HARNAS.ID – Pusat Pelaporan dan Analisis Transaksi Keuangan (PPATK) kembali melakukan pemblokiran terhadap rekening yang berkaitan dengan lembaga kemanusiaan Aksi Cepat Tanggap (ACT). Sampai saat ini, PPATK telah melakukan penghentian transaksi sementara pada lebih dari 300 rekening yang dimiliki oleh ACT.
Penelusuran ini dilakukan untuk memberikan perhatian khusus terkait indikasi penyalahgunaan dana bantuan kemanusiaan yang dikelola oleh ACT. Hal ini didasarkan pada kewenangan yang dimiliki sesuai peraturan perundang-undangan khususnya Undang-Undang Nomor 8 Tahun 2010 tentang Pencegahan dan Pemberantasan Tindak Pidana Pencucian Uang, serta Peraturan Presiden Nomor 50 Tahun 2011 tentang Tata Cara Pelaksanaan Kewenangan PPATK.
“Saat ini PPATK telah melakukan penghentian sementara transaksi di 141 CIF pada lebih dari 300 rekening yang dimiliki oleh ACT, yang tersebar di 41 penyedia jasa keuangan (PJK),” kata Kepala PPATK Ivan Yustiavandana dalam keterangan tertulis, Kamis (7/7/2022).
Berdasarkan data transaksi dari dan ke Indonesia pada periode 2014 sampai dengan Juli 2022 yang terkait ACT, terdapat dana masuk yang bersumber dari luar negeri sebesar total Rp 64.946.453.924 dan dana keluar dari Indonesia sebesar Rp 52.947.467.313.
Ivan menegaskan, penghimpunan dan penyaluran bantuan harus dikelola dan dilakukan secara akuntabel, serta dengan memitigasi segala risiko baik dalam penghimpunan maupun penyaluran dana kemanusiaan.
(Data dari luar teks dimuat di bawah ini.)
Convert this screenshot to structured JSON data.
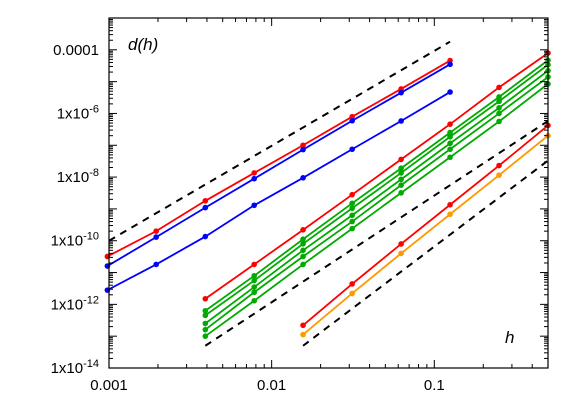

Salah satu respons PPATK atas hasil penilaian risiko tindak pidana pencucian uang dan tindak pidana pendanaan terorisme.
Dia tak memungkiri, PPATK mengindentifikasi adanya beberapa penyalahgunaan yayasan untuk media pencucian uang dan pendanaan terorisme. Terlebih, pemerintah telah mengeluarkan Peraturan Presiden Nomor 18 Tahun 2017 yang pada intinya meminta setiap ormas melakukan kegiatan penghimpunan dan penyaluran sumbangan untuk mengenali pemberi (know your donor) dan mengenali penerima (know your beneficiary).
“Serta melakukan pencatatan dan pelaporan yang akuntabel mengenai penerimaan bantuan kemanusiaan tersebut,” tegas Ivan.
PPATK juga mengharapkan, pihak yang melakukan kegiatan pengumpulan dan penyaluran dana bantuan kemanusian tidak resisten untuk memberikan ruang bagi pengawasan oleh Pemerintah. Karena aktivitas yang dilakukan oleh pihak penggalang dana dan donasi melibatkan masyarakat luas dan reputasi negara.
“PPATK berkomitmen untuk bekerja sama dengan Kementerian/Lembaga (K/L) terkait, termasuk aparat penegak hukum (Apgakum) dan Kementerian Sosial selaku Pembina Lembaga Kesejahteraan Sosial (LKS) dalam menyikapi permasalahan yang menarik perhatian masyarakat ini,” pungkas Ivan.